China’s muted growth poses a new risk to the slowing global economy, with export data disappointing at -3.1% year-on-year (yoy) in May (3.7% expected) and imports -0.7% yoy in May (6% expected).

This normalised data represents a slowing domestic economy, where imports have further contracted from April’s -0.3% and global demand with exports in April was still in positive territory at 1%. Over the years, there’s been a shift in trade balance between China and the rest of the world. China is dependent on advanced economies for 70% of its exports – 15% to US – and on the flip side; 35 countries depend on China’s consumption where more than 15% of their exports goes into China.  This trade data is a concern for many countries and a tail risk for the rest of the year.

While Premier Li reiterates their tolerance for lower growth to reassure the investment community and looks to rebalance the economy, lack of investor confidence is evident in the lacklustre stock market performance. The Chinese equity market is the worst performing market in Asia with the Shanghai composite in the negative for the year at -12% with forward PE at 8 and current PE at 11, further deterioration is expected in the stock market. Property construction, which has been the main driver of growth, has remained flat and container shipping out of Hong Kong has declined significantly since 2011.

With global growth subdued for the rest of the year, China’s further slowdown and the eurozone recession to drag, clearly commodity prices will not be going anywhere. The question is whether commodities will find a floor and stabilise and possible blips in the upside with surprise data?

Commodity prices have rebounded overnight with copper prices at the highest level since September.

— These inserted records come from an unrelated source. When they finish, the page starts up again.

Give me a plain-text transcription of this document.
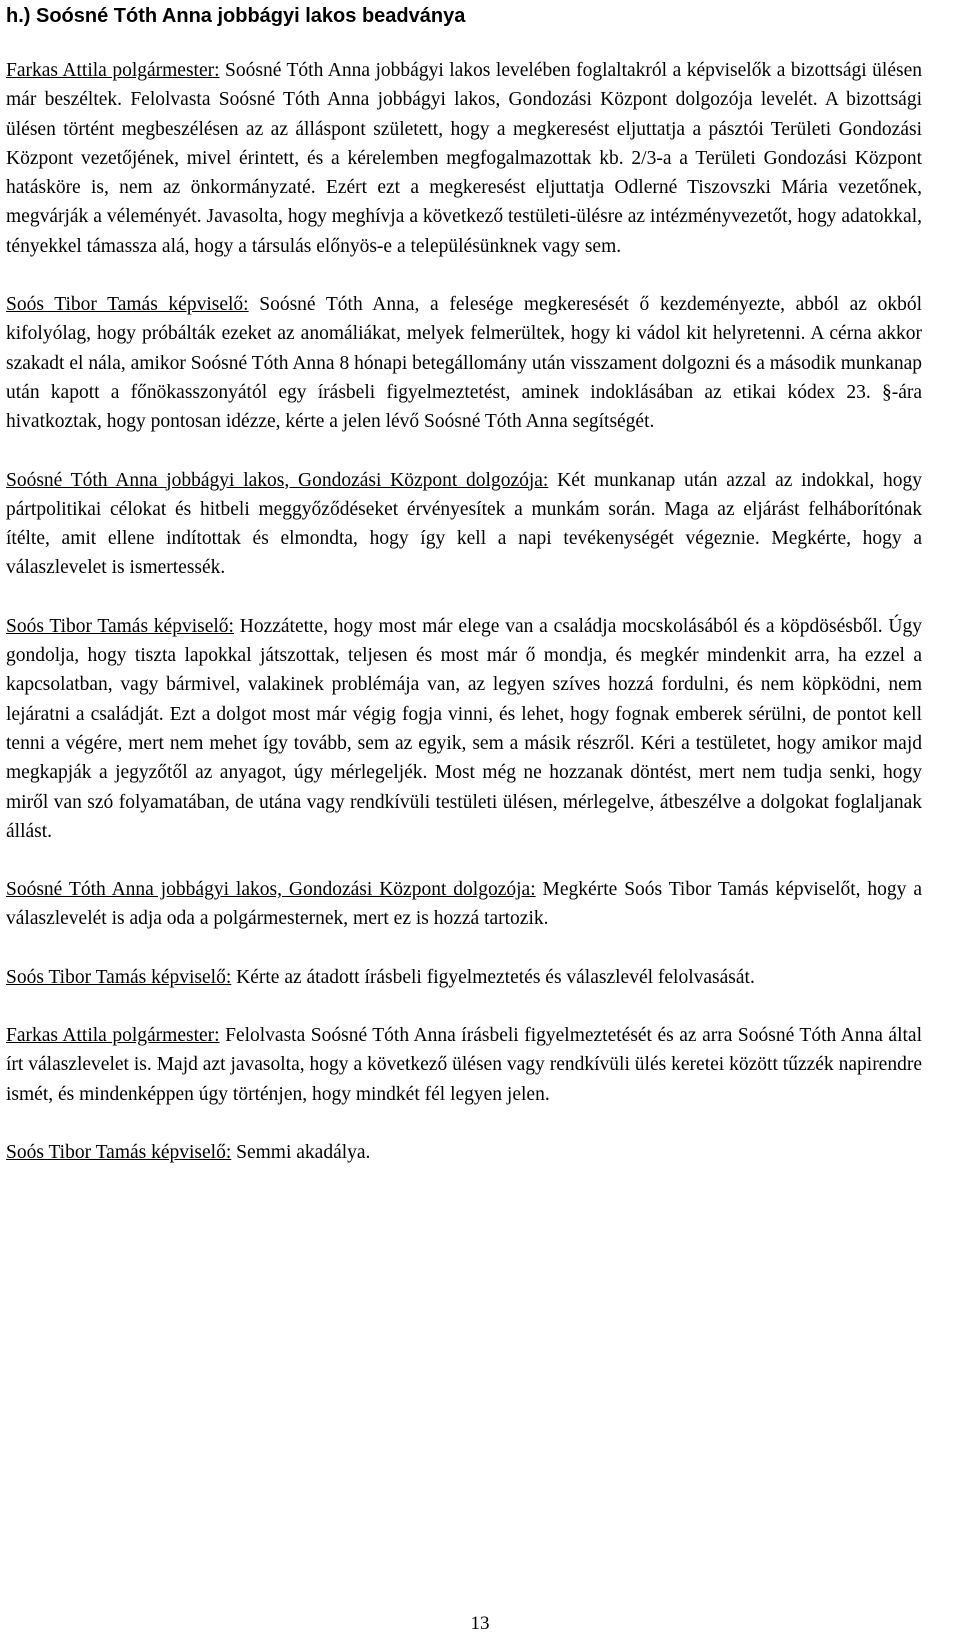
h.) Soósné Tóth Anna jobbágyi lakos beadványa

Farkas Attila polgármester: Soósné Tóth Anna jobbágyi lakos levelében foglaltakról a képviselők a bizottsági ülésen már beszéltek. Felolvasta Soósné Tóth Anna jobbágyi lakos, Gondozási Központ dolgozója levelét. A bizottsági ülésen történt megbeszélésen az az álláspont született, hogy a megkeresést eljuttatja a pásztói Területi Gondozási Központ vezetőjének, mivel érintett, és a kérelemben megfogalmazottak kb. 2/3-a a Területi Gondozási Központ hatásköre is, nem az önkormányzaté. Ezért ezt a megkeresést eljuttatja Odlerné Tiszovszki Mária vezetőnek, megvárják a véleményét. Javasolta, hogy meghívja a következő testületi-ülésre az intézményvezetőt, hogy adatokkal, tényekkel támassza alá, hogy a társulás előnyös-e a településünknek vagy sem.

Soós Tibor Tamás képviselő: Soósné Tóth Anna, a felesége megkeresését ő kezdeményezte, abból az okból kifolyólag, hogy próbálták ezeket az anomáliákat, melyek felmerültek, hogy ki vádol kit helyretenni. A cérna akkor szakadt el nála, amikor Soósné Tóth Anna 8 hónapi betegállomány után visszament dolgozni és a második munkanap után kapott a főnökasszonyától egy írásbeli figyelmeztetést, aminek indoklásában az etikai kódex 23. §-ára hivatkoztak, hogy pontosan idézze, kérte a jelen lévő Soósné Tóth Anna segítségét.

Soósné Tóth Anna jobbágyi lakos, Gondozási Központ dolgozója: Két munkanap után azzal az indokkal, hogy pártpolitikai célokat és hitbeli meggyőződéseket érvényesítek a munkám során. Maga az eljárást felháborítónak ítélte, amit ellene indítottak és elmondta, hogy így kell a napi tevékenységét végeznie. Megkérte, hogy a válaszlevelet is ismertessék.

Soós Tibor Tamás képviselő: Hozzátette, hogy most már elege van a családja mocskolásából és a köpdösésből. Úgy gondolja, hogy tiszta lapokkal játszottak, teljesen és most már ő mondja, és megkér mindenkit arra, ha ezzel a kapcsolatban, vagy bármivel, valakinek problémája van, az legyen szíves hozzá fordulni, és nem köpködni, nem lejáratni a családját. Ezt a dolgot most már végig fogja vinni, és lehet, hogy fognak emberek sérülni, de pontot kell tenni a végére, mert nem mehet így tovább, sem az egyik, sem a másik részről. Kéri a testületet, hogy amikor majd megkapják a jegyzőtől az anyagot, úgy mérlegeljék. Most még ne hozzanak döntést, mert nem tudja senki, hogy miről van szó folyamatában, de utána vagy rendkívüli testületi ülésen, mérlegelve, átbeszélve a dolgokat foglaljanak állást.

Soósné Tóth Anna jobbágyi lakos, Gondozási Központ dolgozója: Megkérte Soós Tibor Tamás képviselőt, hogy a válaszlevelét is adja oda a polgármesternek, mert ez is hozzá tartozik.

Soós Tibor Tamás képviselő: Kérte az átadott írásbeli figyelmeztetés és válaszlevél felolvasását.

Farkas Attila polgármester: Felolvasta Soósné Tóth Anna írásbeli figyelmeztetését és az arra Soósné Tóth Anna által írt válaszlevelet is. Majd azt javasolta, hogy a következő ülésen vagy rendkívüli ülés keretei között tűzzék napirendre ismét, és mindenképpen úgy történjen, hogy mindkét fél legyen jelen.

Soós Tibor Tamás képviselő: Semmi akadálya.

13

Although many analysts have warned this could be a red herring as buyers are using the metal as collateral for credit, the recent burst of activity looks like copper could have a short term upside with support at 311.

Olie - VS Crude continues to have a good run, breaking out from the range it has been trapped in for most of the year. The technical support level will stay at $105 for the short term. Crude oil is now at backwardation with this short-term supply shock. US inventories fell by 9.87 million barrels according to the Energy Information Administration. The gap between Olie - Brent Crude and WTI is closing with Brent trading at $108.31 and WTI at $106.41.

Gold and silver

Precious metals had a nice run with gold gaining 1.8% to $1282 and silver rebounding up over 3% to 19.76 after Fed minutes showed tapering is off the table for the time being. The highly-anticipated FOMC minutes showed disagreements between committee members. While the investment committee was looking for answers to when the tapering might occur, the minutes showed further improvement in the labour market is needed. 


In Singapore, trading should be in consolidation mode after a 114-point recovery from a low of 3074 on 24 June and ahead of the GDP announcement tomorrow. Property IPO continues to dominate in Singapore and Hong Kong, New Century REIT had their trading debut yesterday in the HSI, barely holding above their offer price of HK$3.5 during trading before closing at HK$3.52.